Je ne suis pas en mesure, Monsieur le Recteur, de remédier dans l’immédiat à ces manquements que vous m’imputez. Mais je prendrai position le plus rapidement possible, pour autant toutefois que vous aurez bien voulu m’indiquer à tout le moins la nature exacte de vos exigences. Je précise cependant que dans les semaines à venir je n’aurai pas accès à mon courrier postal. Je pourrai toutefois me connecter, bien qu’épisodiquement, à Internet. Je me permets donc de suggérer respectueusement que la réponse que vous pourriez faire à cette lettre me parvienne par courriel, étant bien entendu que j’ai pris acte du caractère pour ainsi dire performatif que vous avez voulu conférer à notre échange en le débutant par une lettre recommandée avec accusée de réception.

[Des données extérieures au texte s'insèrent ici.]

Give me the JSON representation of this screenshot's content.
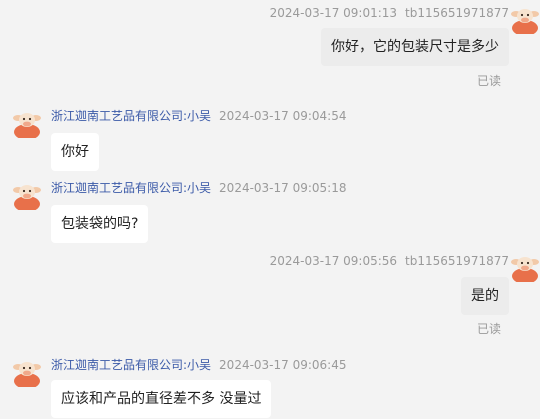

Je voudrais enfin vous demander si votre lettre annonce une réponse prochaine à celles que j’ai envoyées ou si c’est la volonté définitive du ministère que de les laisser sans suite.

Je vous prie de croire, Monsieur le Recteur, à l’expression de mes salutations dévouées et respectueuses.

Sebastián Nowenstein,

professeur agrégé.

PS : J’ai noté que Monsieur le Proviseur de mon chef d’établissement, ainsi que Mesdames et Messieurs les IA-IPR d’espagnol, que je salue respectueusement, ont reçu copie de votre courrier. Je vous saurais gré de bien vouloir leur transmettre ma réponse.